D21 OCR resale development: identifying a weak profitability signal

Inputs
Development
D21 99yr leasehold condo, ~350 units, built 2001
Time window
5-year resale transactions (2020–2025)
Matched pairs
31 qualifying transactions
Results
Profitable transaction rate
39% (12 of 31 sellers gained)
Median loss (loss cases)
−$87,000 per transaction
Likely cause
Lease decay (24 years remaining by 2025), SLA lease discount tables depressing resale values
Score verdict
Low — flag for investigation

How to read this: A 39% profitability rate means 61% of sellers in this development took a nominal loss in the past 5 years — an immediate red flag. Investigation reveals the likely cause: a 2001-vintage 99yr leasehold has approximately 75 years remaining, and SLA's lease discount tables begin applying more aggressively below 80 years remaining, suppressing bank valuations and therefore achievable resale prices. Buyers financing 75% LTV will find their mortgage ceiling limited by the declining valuation, compressing the buyer pool. This development's profitability score correctly identifies it as a weak investment candidate, a conclusion that would not be visible from yield or location data alone.

Tips & Pitfalls

Expert Tips

  • Compare 2–3 districts side-by-side to spot relative outliers rather than reading a single number in isolation.
  • Always check the transaction count alongside any price metric — small sample sizes can produce misleading averages.
  • Pair this insight with the related calculators and maps below for a complete decision framework.

Common Pitfalls

  • Interpreting short-term movements (under 1 year) as trends — Singapore property data is noisy and needs a longer window.
  • Ignoring the difference between median and mean — means are pulled by luxury outliers in prime districts.
  • Forgetting that new-launch prices are often subsidised by developer discounts not visible in headline data.

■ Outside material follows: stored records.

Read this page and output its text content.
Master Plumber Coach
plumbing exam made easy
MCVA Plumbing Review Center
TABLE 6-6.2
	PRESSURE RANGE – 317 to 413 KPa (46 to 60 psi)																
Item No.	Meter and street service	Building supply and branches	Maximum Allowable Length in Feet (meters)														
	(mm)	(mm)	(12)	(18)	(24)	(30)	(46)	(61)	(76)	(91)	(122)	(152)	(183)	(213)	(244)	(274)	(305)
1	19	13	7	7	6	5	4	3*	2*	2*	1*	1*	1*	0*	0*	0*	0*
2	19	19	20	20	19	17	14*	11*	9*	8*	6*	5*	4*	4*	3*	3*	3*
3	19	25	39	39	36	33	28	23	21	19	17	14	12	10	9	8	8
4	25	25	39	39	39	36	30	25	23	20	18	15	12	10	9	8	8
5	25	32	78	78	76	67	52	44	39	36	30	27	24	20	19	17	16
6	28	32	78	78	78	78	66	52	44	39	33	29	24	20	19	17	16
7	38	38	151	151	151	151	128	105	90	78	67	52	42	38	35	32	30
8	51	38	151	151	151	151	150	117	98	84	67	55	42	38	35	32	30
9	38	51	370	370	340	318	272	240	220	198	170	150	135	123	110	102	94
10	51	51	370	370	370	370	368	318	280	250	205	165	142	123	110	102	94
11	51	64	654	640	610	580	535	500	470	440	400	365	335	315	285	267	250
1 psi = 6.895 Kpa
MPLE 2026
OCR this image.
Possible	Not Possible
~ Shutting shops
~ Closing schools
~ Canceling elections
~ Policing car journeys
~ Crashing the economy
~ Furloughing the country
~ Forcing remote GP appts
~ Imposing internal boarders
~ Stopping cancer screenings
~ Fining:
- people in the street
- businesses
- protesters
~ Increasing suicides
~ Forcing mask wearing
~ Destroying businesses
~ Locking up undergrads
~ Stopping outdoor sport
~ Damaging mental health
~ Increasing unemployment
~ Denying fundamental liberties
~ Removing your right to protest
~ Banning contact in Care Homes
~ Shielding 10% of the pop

Frequently Asked Questions

Where does the data come from?
Data is sourced from the Urban Redevelopment Authority (URA) and Housing & Development Board (HDB) official APIs, refreshed monthly.
How often is this insight updated?
The underlying transaction data is synced monthly from URA and HDB. The charts recompute live as new data arrives.
Can I filter by district?
Yes — use the district filter above the chart. You can also share a deep link to a specific district via the URL.